As co-author Annika Jahnke of the Helmholtz Centre for Environmental Research (UFZ) and Professor at RWTH Aachen University, explains, remote areas are particularly vulnerable.

"In remote locations, cleanups will not be able to remove plastic debris, and weathering of large plastic items will inevitably result in the generation of large numbers of micro-and nano plastic particles, as well as the leaching of chemicals that were added to the plastic and other chemicals that break off the plastic polymer backbone. As a result, plastic in the environment is a moving target that is becoming increasingly complicated and mobile. It's difficult, if not impossible, to anticipate where it will accumulate and what consequences it will have."

Environmental Damage

Plastic Pollution
Tom Fisk

Plastic pollution can create environmental damage on its own through the entanglement of animals and toxic consequences. Still, it can also interact with other environmental stressors in remote regions to generate wide-ranging or even global effects.

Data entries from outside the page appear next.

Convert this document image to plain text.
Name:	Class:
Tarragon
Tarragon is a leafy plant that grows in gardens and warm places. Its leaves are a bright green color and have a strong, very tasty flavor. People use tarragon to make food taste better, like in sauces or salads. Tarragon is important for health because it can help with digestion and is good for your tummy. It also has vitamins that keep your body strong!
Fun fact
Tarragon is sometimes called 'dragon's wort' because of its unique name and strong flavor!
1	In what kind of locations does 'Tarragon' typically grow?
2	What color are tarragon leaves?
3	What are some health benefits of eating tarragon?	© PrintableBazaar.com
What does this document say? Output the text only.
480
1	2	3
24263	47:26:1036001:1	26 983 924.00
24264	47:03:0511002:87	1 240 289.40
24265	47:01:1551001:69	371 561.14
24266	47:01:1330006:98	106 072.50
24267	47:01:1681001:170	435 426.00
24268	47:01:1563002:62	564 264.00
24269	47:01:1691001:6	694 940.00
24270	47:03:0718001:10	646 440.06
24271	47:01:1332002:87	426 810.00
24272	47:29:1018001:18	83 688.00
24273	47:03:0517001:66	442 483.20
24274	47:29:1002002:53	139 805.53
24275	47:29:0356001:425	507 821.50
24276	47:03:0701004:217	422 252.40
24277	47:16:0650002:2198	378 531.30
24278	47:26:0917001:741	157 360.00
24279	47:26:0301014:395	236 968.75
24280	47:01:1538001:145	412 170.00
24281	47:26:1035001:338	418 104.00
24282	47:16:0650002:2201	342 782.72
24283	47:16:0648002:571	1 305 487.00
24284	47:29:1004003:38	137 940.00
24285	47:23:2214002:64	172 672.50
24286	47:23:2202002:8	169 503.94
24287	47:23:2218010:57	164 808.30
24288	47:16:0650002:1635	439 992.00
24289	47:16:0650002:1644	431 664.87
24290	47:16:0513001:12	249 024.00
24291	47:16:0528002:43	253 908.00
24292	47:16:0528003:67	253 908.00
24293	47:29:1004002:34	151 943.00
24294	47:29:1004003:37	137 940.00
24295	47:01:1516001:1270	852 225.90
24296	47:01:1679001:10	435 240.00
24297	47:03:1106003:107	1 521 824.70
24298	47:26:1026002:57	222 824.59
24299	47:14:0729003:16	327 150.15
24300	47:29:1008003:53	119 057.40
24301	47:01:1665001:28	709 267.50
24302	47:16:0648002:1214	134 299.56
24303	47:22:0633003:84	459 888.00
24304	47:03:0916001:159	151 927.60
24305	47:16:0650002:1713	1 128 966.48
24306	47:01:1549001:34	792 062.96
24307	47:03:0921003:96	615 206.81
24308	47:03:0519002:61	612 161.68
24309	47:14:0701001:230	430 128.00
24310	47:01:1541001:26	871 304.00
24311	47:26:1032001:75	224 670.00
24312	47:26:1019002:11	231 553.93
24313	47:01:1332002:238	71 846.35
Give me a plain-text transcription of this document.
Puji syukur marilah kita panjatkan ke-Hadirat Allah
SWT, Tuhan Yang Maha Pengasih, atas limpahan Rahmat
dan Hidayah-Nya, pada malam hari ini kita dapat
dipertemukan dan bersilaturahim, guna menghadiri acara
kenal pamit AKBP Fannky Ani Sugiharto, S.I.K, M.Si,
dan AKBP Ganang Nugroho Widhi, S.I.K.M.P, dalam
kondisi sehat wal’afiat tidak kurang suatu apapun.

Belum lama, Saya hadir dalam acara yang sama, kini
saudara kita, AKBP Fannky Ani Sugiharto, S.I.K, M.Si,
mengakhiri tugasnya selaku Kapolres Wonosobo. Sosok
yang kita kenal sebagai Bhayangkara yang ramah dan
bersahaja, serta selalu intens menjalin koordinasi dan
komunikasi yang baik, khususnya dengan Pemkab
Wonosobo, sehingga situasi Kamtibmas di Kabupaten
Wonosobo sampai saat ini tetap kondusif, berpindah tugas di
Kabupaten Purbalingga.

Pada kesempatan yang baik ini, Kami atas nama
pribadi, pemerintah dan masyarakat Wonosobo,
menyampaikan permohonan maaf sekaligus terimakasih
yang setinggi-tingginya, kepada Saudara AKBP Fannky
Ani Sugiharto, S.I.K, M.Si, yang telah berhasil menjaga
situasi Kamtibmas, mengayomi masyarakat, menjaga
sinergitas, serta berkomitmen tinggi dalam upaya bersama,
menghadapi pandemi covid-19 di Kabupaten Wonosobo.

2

Exacerbation of climate change due to disruption of the global carbon pump, biodiversity loss in the ocean where plastic pollution acts as an additional stressor to overfishing, and ongoing habitat loss due to changes in water temperatures, nutrient supply, and chemical exposure are just some of the hypothetical effects laid out in the new study.

Overall, the authors see the possibility that today's plastic pollution would have global-scale, weakly reversible consequences in the future as "compelling motivation" for targeted measures to drastically cut emissions.

"Right now, we're putting a growing quantity of poorly reversible plastic pollution into the ecosystem. We haven't seen widespread evidence of negative repercussions yet, but if weathering plastic becomes a serious problem, we won't be able to reverse it," MacLeod warns.

"Ignoring the building of chronic plastic pollution in the ecosystem may come at a high price. So the reasonable thing to do is to take action as soon as possible to decrease plastic emissions into the environment."